March 12, 2007

[Editor's note: Part 3 explains how to access DSP features like circular addressing from portable C. It also shows how to use pragmas and inline assembly. Part 5 shows how to optimize memory performance, and how to make speed vs. size tradeoffs.]

To most DSP programmers, "code optimization" implies optimization of inner loops. However, there can be more to application performance than tightly vectorized inner loops.

Firstly, embedded applications include an expanding range of algorithms, and a surprising variety of expressions are creeping into critical loops. In many cases, these new types of expressions cannot be easily vectorized.

Secondly, there is a tradition in the DSP world that the bulk of the application or "control code" only matters in so far as its code size, but sometimes the bulk of the application can account for a significant percentage of the execution time. "Control code" mainly refers to decision-making code (such as switch statements) but is can also be thought of as "generic" C code. This type of code is found in all applications—not just in DSP applications—so all the normal optimization techniques from the computing mainstream are applicable here.

These factors are becoming more important as DSP pipelines grow deeper. Deeper pipelines create longer branch delays, which makes decision-making code increasingly costly. In addition, DSP oriented processors often skimp in areas such as division and speculation. (For example, they often lack the speculative execution hardware found in general-purpose processors). All of this presents new opportunities for optimization.

The most important aspect of control code is decision making. Decision-making code is full of conditional expressions. The performance of this code depends on behavior of the branches associated with the conditional expressions. It is faster to not take branches. If the processor has branch-prediction hardware, a correctly-predicted branch is faster than an incorrectly predicted branch. Thus, control code executes faster if the processor can avoid taking branches—or at least correctly predicting branches—most of the time.

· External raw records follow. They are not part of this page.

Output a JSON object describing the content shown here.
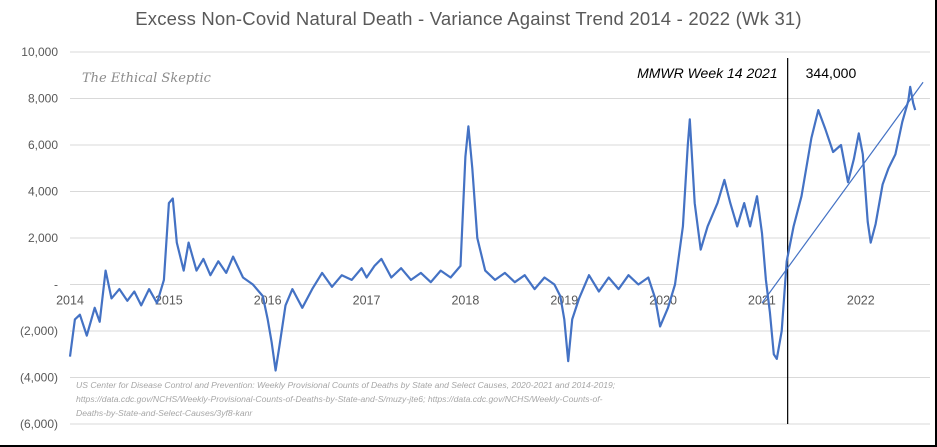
{
  "chart_data": {
    "type": "line",
    "title": "Excess Non-Covid Natural Death - Variance Against Trend  2014 - 2022 (Wk 31)",
    "xlabel": "",
    "ylabel": "",
    "ylim": [
      -6000,
      10000
    ],
    "yticks": [
      {
        "value": 10000,
        "label": "10,000"
      },
      {
        "value": 8000,
        "label": "8,000"
      },
      {
        "value": 6000,
        "label": "6,000"
      },
      {
        "value": 4000,
        "label": "4,000"
      },
      {
        "value": 2000,
        "label": "2,000"
      },
      {
        "value": 0,
        "label": "-"
      },
      {
        "value": -2000,
        "label": "(2,000)"
      },
      {
        "value": -4000,
        "label": "(4,000)"
      },
      {
        "value": -6000,
        "label": "(6,000)"
      }
    ],
    "xticks": [
      {
        "year": 2014,
        "label": "2014"
      },
      {
        "year": 2015,
        "label": "2015"
      },
      {
        "year": 2016,
        "label": "2016"
      },
      {
        "year": 2017,
        "label": "2017"
      },
      {
        "year": 2018,
        "label": "2018"
      },
      {
        "year": 2019,
        "label": "2019"
      },
      {
        "year": 2020,
        "label": "2020"
      },
      {
        "year": 2021,
        "label": "2021"
      },
      {
        "year": 2022,
        "label": "2022"
      }
    ],
    "grid": true,
    "line_color": "#4472c4",
    "series": [
      {
        "name": "",
        "points": [
          [
            2014.0,
            -3100
          ],
          [
            2014.05,
            -1500
          ],
          [
            2014.1,
            -1300
          ],
          [
            2014.17,
            -2200
          ],
          [
            2014.25,
            -1000
          ],
          [
            2014.3,
            -1600
          ],
          [
            2014.36,
            600
          ],
          [
            2014.42,
            -600
          ],
          [
            2014.5,
            -200
          ],
          [
            2014.58,
            -700
          ],
          [
            2014.65,
            -300
          ],
          [
            2014.72,
            -900
          ],
          [
            2014.8,
            -200
          ],
          [
            2014.88,
            -800
          ],
          [
            2014.95,
            200
          ],
          [
            2015.0,
            3500
          ],
          [
            2015.04,
            3700
          ],
          [
            2015.08,
            1800
          ],
          [
            2015.15,
            600
          ],
          [
            2015.2,
            1800
          ],
          [
            2015.28,
            600
          ],
          [
            2015.35,
            1100
          ],
          [
            2015.42,
            400
          ],
          [
            2015.5,
            1000
          ],
          [
            2015.58,
            500
          ],
          [
            2015.65,
            1200
          ],
          [
            2015.75,
            300
          ],
          [
            2015.85,
            0
          ],
          [
            2015.95,
            -500
          ],
          [
            2016.0,
            -1500
          ],
          [
            2016.04,
            -2500
          ],
          [
            2016.08,
            -3700
          ],
          [
            2016.12,
            -2600
          ],
          [
            2016.18,
            -900
          ],
          [
            2016.25,
            -200
          ],
          [
            2016.35,
            -1000
          ],
          [
            2016.45,
            -200
          ],
          [
            2016.55,
            500
          ],
          [
            2016.65,
            -100
          ],
          [
            2016.75,
            400
          ],
          [
            2016.85,
            200
          ],
          [
            2016.95,
            700
          ],
          [
            2017.0,
            300
          ],
          [
            2017.08,
            800
          ],
          [
            2017.15,
            1100
          ],
          [
            2017.25,
            300
          ],
          [
            2017.35,
            700
          ],
          [
            2017.45,
            200
          ],
          [
            2017.55,
            500
          ],
          [
            2017.65,
            100
          ],
          [
            2017.75,
            600
          ],
          [
            2017.85,
            300
          ],
          [
            2017.95,
            800
          ],
          [
            2018.0,
            5500
          ],
          [
            2018.03,
            6800
          ],
          [
            2018.07,
            5000
          ],
          [
            2018.12,
            2000
          ],
          [
            2018.2,
            600
          ],
          [
            2018.3,
            200
          ],
          [
            2018.4,
            500
          ],
          [
            2018.5,
            100
          ],
          [
            2018.6,
            400
          ],
          [
            2018.7,
            -200
          ],
          [
            2018.8,
            300
          ],
          [
            2018.9,
            0
          ],
          [
            2018.96,
            -500
          ],
          [
            2019.0,
            -1500
          ],
          [
            2019.04,
            -3300
          ],
          [
            2019.08,
            -1500
          ],
          [
            2019.15,
            -600
          ],
          [
            2019.25,
            400
          ],
          [
            2019.35,
            -300
          ],
          [
            2019.45,
            300
          ],
          [
            2019.55,
            -200
          ],
          [
            2019.65,
            400
          ],
          [
            2019.75,
            0
          ],
          [
            2019.85,
            300
          ],
          [
            2019.92,
            -600
          ],
          [
            2019.97,
            -1800
          ],
          [
            2020.05,
            -1000
          ],
          [
            2020.12,
            0
          ],
          [
            2020.2,
            2500
          ],
          [
            2020.25,
            6000
          ],
          [
            2020.27,
            7100
          ],
          [
            2020.32,
            3500
          ],
          [
            2020.38,
            1500
          ],
          [
            2020.45,
            2500
          ],
          [
            2020.55,
            3500
          ],
          [
            2020.62,
            4500
          ],
          [
            2020.68,
            3500
          ],
          [
            2020.75,
            2500
          ],
          [
            2020.82,
            3500
          ],
          [
            2020.88,
            2500
          ],
          [
            2020.95,
            3800
          ],
          [
            2021.0,
            2200
          ],
          [
            2021.04,
            200
          ],
          [
            2021.08,
            -1200
          ],
          [
            2021.12,
            -3000
          ],
          [
            2021.15,
            -3200
          ],
          [
            2021.2,
            -2000
          ],
          [
            2021.25,
            1000
          ],
          [
            2021.32,
            2500
          ],
          [
            2021.4,
            3800
          ],
          [
            2021.5,
            6300
          ],
          [
            2021.57,
            7500
          ],
          [
            2021.64,
            6700
          ],
          [
            2021.72,
            5700
          ],
          [
            2021.8,
            6000
          ],
          [
            2021.87,
            4400
          ],
          [
            2021.93,
            5400
          ],
          [
            2021.98,
            6500
          ],
          [
            2022.02,
            5600
          ],
          [
            2022.07,
            2700
          ],
          [
            2022.1,
            1800
          ],
          [
            2022.15,
            2600
          ],
          [
            2022.22,
            4300
          ],
          [
            2022.28,
            5000
          ],
          [
            2022.35,
            5600
          ],
          [
            2022.42,
            7000
          ],
          [
            2022.48,
            7900
          ],
          [
            2022.5,
            8500
          ],
          [
            2022.53,
            7800
          ],
          [
            2022.55,
            7500
          ]
        ]
      }
    ],
    "trend_line": {
      "x1": 2021.0,
      "y1": -800,
      "x2": 2022.63,
      "y2": 8700
    },
    "vline": {
      "x": 2021.26,
      "label": "MMWR Week 14  2021",
      "value_label": "344,000"
    }
  },
  "watermark": "The Ethical Skeptic",
  "source_lines": [
    "US Center for Disease Control and Prevention: Weekly  Provisional Counts of Deaths by State and Select Causes, 2020-2021 and 2014-2019;",
    "https://data.cdc.gov/NCHS/Weekly-Provisional-Counts-of-Deaths-by-State-and-S/muzy-jte6;  https://data.cdc.gov/NCHS/Weekly-Counts-of-",
    "Deaths-by-State-and-Select-Causes/3yf8-kanr"
  ]
}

To achieve this goal, compilers use profile-guided optimization. With this approach, the toolset uses multiple builds and runs to analyze the application's behavior. Each run generates a complete trace of the program path showing every transfer of control. ("Compiled simulation" techniques are very useful here, as they offer speeds hundreds of times faster than conventional simulators.) Once the compiler knows (statistically) which way every branch went, the program is recompiled to use the most efficient branches. This optimization can easily result in a 10 to 15% improvement in control code performance.

Of course, the program path may depend upon the training data you provide. In general, this means that you want to use training data that represents a typical case. In some application areas, however, it is better to use specialized test data. For example, it may be desirable to accelerate the worst-case path rather than the average performance.

The results of control flow optimization can be disorienting because the compiler will aggressively rearrange the program. On many DSPs, the cheapest control flow decision is to not take the branch and drop through to the following instruction instead. On machines like Blackfin, even correctly predicted branches jumps cost a few stall cycles, so it is better to not take branches. To achieve this goal the compiler may have to substantially rearrange your code, so large blocks of assembly will move around after this optimization.

If you can't use simulation to build a trace then you can still intervene locally in key areas. You can insert "expected true" and "expected false" into your C to tell the compiler which way you expect branches to go:

Here we see it used with an error call. In most cases the code will proceed without executing the error routine. The "expected_false" tells the compiler that calling the error function is rare. As a result, the compiler rearranges the code as follows:

< Compare>
< Conditional Branch to X>
Y: the rest of the function.

X: < Call error routine>
    < Jump Y >

In most cases we have a zero cost drop through to Y. The rearrangement also benefits the cache. Because the most-frequently executed code is now lumped together with a linear control flow, cache misses are less likely.

It is also possible to removing some conditional expressions altogether. For instance, Blackfin offers min, max, and abs machine instructions. These instructions provide the same functionality as a simple "if" statements, as illustrated in Figure 1.

Figure 1. Simple conditional expressions (left) can often be replaced by single machine instructions (right).

In this example, we remove a conditional branch, which might have taken many cycles, and replace it with a single cycle machine instruction. It also helps that the code now takes the same number of cycles whether the condition is true or false.

When using this trick, make sure you know what data types the machine instructions support. For example, on the min and max instructions on Blackfin are defined for signed 32 bit values. The compiler will easily perform the transformation for 32-bit signed data, but it may require assistance from the programmer to handle 16-bit and/or unsigned data.